If it will help you decide: she won't be allowed to lift anything heavy, or climb stairs more than necessary (my doctor told me not to at all, but when she found out I have to use stairs to go in and out of the apartment she told me no more than once a day). The only thing that is very painful is changing positions from lying to sitting or from sitting to standing, but it's pretty exhausting to do any kind of work that involves standing for very long. So, if she has no one to help her with day to day necessities, I'm with poppo. If she does, the grocery delivery sounds great to avoid lifting, or restaurant delivery would be even better because it saves her from cooking too.
posted by leapingsheep at 10:31 AM on July 13, 2006


Best answer: I had a C-section some time ago. My doctor told me to do whatever was comfortable, except for really heavy lifting. But recovering from surgery and caring for an infant is very tiring. Send takeout food daily from different restaurants - should be easy to find online. Hire a weekly cleaner, find services online, esp. craigslist.com. Have groceries delivered. See if nursing is going okay, and offer the services of a lactation consultant if useful.

When you call, email and send gifts, remember that the new parents may be exhausted, and while they love to hear from you, may be too tired to respond promptly. I think new parents should get a waiver on thank you notes.

Many of the people who "help" with a new baby want to play with the baby, leaving the new parents to deal with food prep, dishes, laundry, etc. Help with the non-baby stuff is often quite welcome.
posted by theora55 at 11:32 AM on July 13, 2006


Best answer: Maybe paying for a postpartum doula? They'll help with newborn care as well as laundry, some cooking, light housework, etc. Sources for finding one include DONA International and CAPPA, as well as this article specific to San Fransisco.
posted by justonegirl at 12:08 PM on July 13, 2006


I second the weekly cleaning service. Many women aren't really all that able to bend and scrub for awhile after the c-section. Someone to make sure the corners really are mopped, and the bathtub is spotless (or whatever her particular twitch is) allows the woman to relax instead of having that persistent "I should really try to scrub that, it doesn't look good.." type of thing going on in her head.

I'd be interested in knowing what type of alternative lifestyle you're referring to, since that may make a big difference as to what kind of help would be most appreciated. (i.e. if she's doing the cloth diaper thing, a diaper service would indeed be handy, but if she's doing disposables, not so much.)
posted by Meep! Eek! at 1:56 PM on July 13, 2006


Best answer: I've had two C-sections. I second food delivery or a cleaning service.

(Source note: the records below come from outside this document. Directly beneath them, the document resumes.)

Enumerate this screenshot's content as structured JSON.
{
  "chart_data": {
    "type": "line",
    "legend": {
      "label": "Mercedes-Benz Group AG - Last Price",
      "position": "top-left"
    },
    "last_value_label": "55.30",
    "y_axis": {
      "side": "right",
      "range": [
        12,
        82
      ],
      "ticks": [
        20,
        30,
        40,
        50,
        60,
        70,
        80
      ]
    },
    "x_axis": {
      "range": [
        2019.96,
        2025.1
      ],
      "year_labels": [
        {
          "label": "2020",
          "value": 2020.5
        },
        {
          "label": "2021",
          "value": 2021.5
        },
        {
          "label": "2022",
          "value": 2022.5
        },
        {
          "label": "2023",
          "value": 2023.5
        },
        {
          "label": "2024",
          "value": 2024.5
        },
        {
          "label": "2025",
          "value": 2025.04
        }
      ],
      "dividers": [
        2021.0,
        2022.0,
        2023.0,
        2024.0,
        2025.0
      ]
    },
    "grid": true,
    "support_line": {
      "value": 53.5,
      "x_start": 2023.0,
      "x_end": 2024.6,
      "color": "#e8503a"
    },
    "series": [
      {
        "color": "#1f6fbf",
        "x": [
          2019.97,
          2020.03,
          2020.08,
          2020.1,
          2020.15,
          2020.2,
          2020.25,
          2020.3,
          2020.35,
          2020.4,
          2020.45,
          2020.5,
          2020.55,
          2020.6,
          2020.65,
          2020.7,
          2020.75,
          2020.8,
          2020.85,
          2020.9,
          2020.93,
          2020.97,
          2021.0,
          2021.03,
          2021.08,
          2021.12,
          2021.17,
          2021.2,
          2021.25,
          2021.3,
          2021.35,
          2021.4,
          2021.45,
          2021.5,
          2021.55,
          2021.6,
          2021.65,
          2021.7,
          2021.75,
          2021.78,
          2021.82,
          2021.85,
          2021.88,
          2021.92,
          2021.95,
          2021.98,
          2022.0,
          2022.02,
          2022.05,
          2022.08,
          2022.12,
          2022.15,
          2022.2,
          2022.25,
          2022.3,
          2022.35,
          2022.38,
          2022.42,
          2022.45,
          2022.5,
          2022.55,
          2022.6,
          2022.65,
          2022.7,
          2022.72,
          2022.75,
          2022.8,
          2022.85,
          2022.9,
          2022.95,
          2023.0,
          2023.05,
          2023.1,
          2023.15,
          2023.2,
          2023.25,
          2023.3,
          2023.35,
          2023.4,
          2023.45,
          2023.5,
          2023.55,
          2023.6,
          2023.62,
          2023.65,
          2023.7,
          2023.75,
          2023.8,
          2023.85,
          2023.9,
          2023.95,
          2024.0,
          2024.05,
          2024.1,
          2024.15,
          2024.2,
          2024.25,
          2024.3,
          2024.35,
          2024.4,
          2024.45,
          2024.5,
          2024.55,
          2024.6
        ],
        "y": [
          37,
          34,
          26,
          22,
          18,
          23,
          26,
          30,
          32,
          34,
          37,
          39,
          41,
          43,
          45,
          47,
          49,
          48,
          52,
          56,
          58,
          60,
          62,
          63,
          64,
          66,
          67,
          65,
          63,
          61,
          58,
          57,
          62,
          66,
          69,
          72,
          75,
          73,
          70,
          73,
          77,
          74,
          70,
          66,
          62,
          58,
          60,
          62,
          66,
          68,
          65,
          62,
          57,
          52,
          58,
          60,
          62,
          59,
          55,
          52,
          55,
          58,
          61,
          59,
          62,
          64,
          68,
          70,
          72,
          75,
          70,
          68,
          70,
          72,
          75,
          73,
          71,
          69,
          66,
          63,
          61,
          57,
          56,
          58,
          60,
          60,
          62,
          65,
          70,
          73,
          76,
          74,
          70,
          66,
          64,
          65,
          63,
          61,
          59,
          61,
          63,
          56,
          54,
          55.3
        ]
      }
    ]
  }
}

You could always send a nice letter or a bouquet of flowers with a Molly Maids voucher, or a gift card to a grocery store that delivers. I don't know about your friend, but I would consider that to be the most wonderful and thoughtful gift.
posted by LoriFLA at 6:36 PM on July 13, 2006


justonegirl, just saw your recommendation for a postpartum doula. I think that is a wonderful idea!
posted by LoriFLA at 6:38 PM on July 13, 2006


are the baby's initials TRY? :)

email me if i can help you do something. ffrvscnt at gmail.
posted by judith at 9:05 PM on July 13, 2006 [1 favorite]


Response by poster: Wow thanks for all of your great suggestions. This has given us a lot to think about.
posted by gomichild at 9:15 PM on July 13, 2006


I'd be careful about hiring a 'helper' - your friend may feel more stress with someone else around. Groceries, prepared food, supportive calls/mail would be sure things. It's worth keeping in mind that patients often recover easier and faster after a C-section than after a difficult V-birth, esp. if an episiotomy or tear was involved. The first few days can be terribly painful, but it can get better quickly. Of course, I base this on my wife's two C-sections and not any personal experience.